Bagaimana dengan penguburan mayyit di masjid (bagian bawah masjid)?Dalam hal ini kalangan Hanabilah mengambil bunyi dhahir dari sebuah hadits hasan dengan sanad Ibn Abbas radliyallahu ‘anhuma, bahwasannya:
لَعَنَ رَسُول اللَّهِ صَلَّى اللَّهُ عَلَيْهِ وَسَلَّمَ زَائِرَاتِ الْقُبُورِ وَالْمُتَّخِذِينَ عَلَيْهَا الْمَسَاجِدَ وَالسُّرُجَ
Artinya:
“Rasulullah shallallahu ‘alaihi wasallam melaknat tiga orang, yaitu perempuan-perempuan yang melakukan ziarah kubur, kaum yang membangun masjid-masjid mereka di atas kuburan dan memasanginya lampu-lampu.” (HR. al-Tirmidzy, juz 32, halaman 136)
Pendapat kalangan Hanabilah ini pada dasarnya sama dengan Malikiyyah, dalam hal mendirikan masjid di atas kuburan. Namun, untuk menguburkan mayit di bawah loteng masjid, kiranya keduanya berbeda pendapat dalam kebolehannya, namun sepakat dalam ushulnya, yakni hukum asal mengubur mayit di bawah loteng masjid hukumnya adalah tidak boleh.
Madzhab Hanafi
Menurut Ulama Kalangan Hanafiyyah, membangun tempat tinggal di bagian atas loteng masjid hukumnya adalah boleh, namun tidak dengan bagian bawahnya. Alasan yang disampaikan oleh kalangan ini sebagaimana tertuang dalam Fath al-Qadir, Juz 3 halaman 63 dan Hasyiyah Ibn Abidin Juz 3, halaman 370, bahwa:
إِذَا جَعَل السُّفْل مَسْجِدًا وَعَلَى ظَهْرِهِ مَسْكَنٌ فَهُوَ مَسْجِدٌ لأَِنَّ الْمَسْجِدَ مِمَّا يَتَأَبَّدُ وَذَلِكَ يَتَحَقَّقُ فِي السُّفْل دُونَ الْعُلْوِ
Artinya:
“Jika bagian bawah dijadikan masjid dan bagian punggungnya didirikan tempat tinggal, maka inilah masjid, karena sesungguhnya masjid itu selamanya harus tetap menjadi masjid, dan demikian itu hanya bisa terjadi bila ia didirikan di loteng terbawah, tidak pada bagian atas.” (Fath al-Qadir, Juz 3 halaman 63 dan Hasyiyah Ibn Abidin Juz 3, halaman 370)

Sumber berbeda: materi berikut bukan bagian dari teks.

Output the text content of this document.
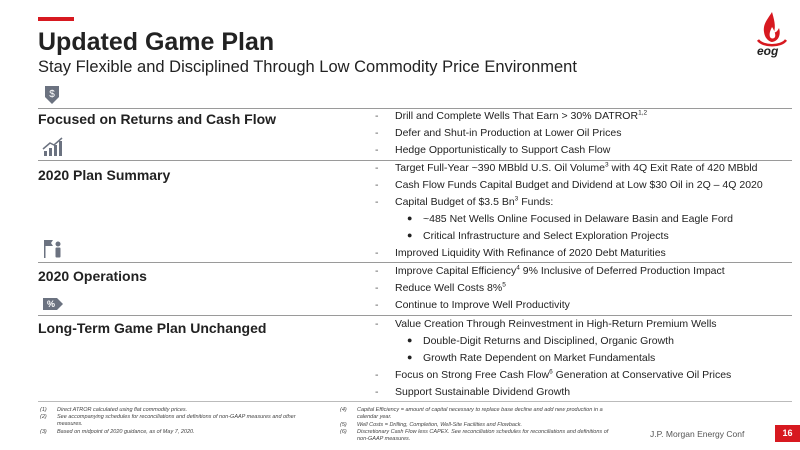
Updated Game Plan
Stay Flexible and Disciplined Through Low Commodity Price Environment
eog
$
Focused on Returns and Cash Flow	- Drill and Complete Wells That Earn > 30% DATROR$^{1,2}$
- Defer and Shut-in Production at Lower Oil Prices
- Hedge Opportunistically to Support Cash Flow
2020 Plan Summary	- Target Full-Year ~390 MBbld U.S. Oil Volume$^3$ with 4Q Exit Rate of 420 MBbld
- Cash Flow Funds Capital Budget and Dividend at Low $30 Oil in 2Q – 4Q 2020
- Capital Budget of $3.5 Bn$^3$ Funds:
● ~485 Net Wells Online Focused in Delaware Basin and Eagle Ford
● Critical Infrastructure and Select Exploration Projects
- Improved Liquidity With Refinance of 2020 Debt Maturities
2020 Operations	- Improve Capital Efficiency$^4$ 9% Inclusive of Deferred Production Impact
- Reduce Well Costs 8%$^5$
- Continue to Improve Well Productivity
%
Long-Term Game Plan Unchanged	- Value Creation Through Reinvestment in High-Return Premium Wells
● Double-Digit Returns and Disciplined, Organic Growth
● Growth Rate Dependent on Market Fundamentals
- Focus on Strong Free Cash Flow$^6$ Generation at Conservative Oil Prices
- Support Sustainable Dividend Growth
(1) Direct ATROR calculated using flat commodity prices.
(2) See accompanying schedules for reconciliations and definitions of non-GAAP measures and other
measures.
(3) Based on midpoint of 2020 guidance, as of May 7, 2020.
(4) Capital Efficiency = amount of capital necessary to replace base decline and add new production in a
calendar year.
(5) Well Costs = Drilling, Completion, Well-Site Facilities and Flowback.
(6) Discretionary Cash Flow less CAPEX. See reconciliation schedules for reconciliations and definitions of
non-GAAP measures.	J.P. Morgan Energy Conf	16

Pendapat kalangan Hanafiyyah ini rupanya berangkat dari ta’rif masjid, bahwa masjid itu akan senantiasa menjadi masjid dan tidak boleh beralih fungsi. Kondisi ini hanya mungkin terjadi bila masjid itu ada di loteng bagian bawah. Dengan demikian, pendapat ini merupakan kebalikan dari Madzhab Maliki dan Madzhab Hanbali. Oleh karena itu, mengubur mayit di bawah masjid tidak memungkinkan karena masjid sudah berada di loteng terbawah. Sementara mengubur mayit di dalam masjid hukumnya disepakati oleh para ulama Hanafiyah, Malikiyyah dan Hanabilah sebagai yang diharamkan. Adapun menurut kalangan Syafiiyah, hukumnya makruh.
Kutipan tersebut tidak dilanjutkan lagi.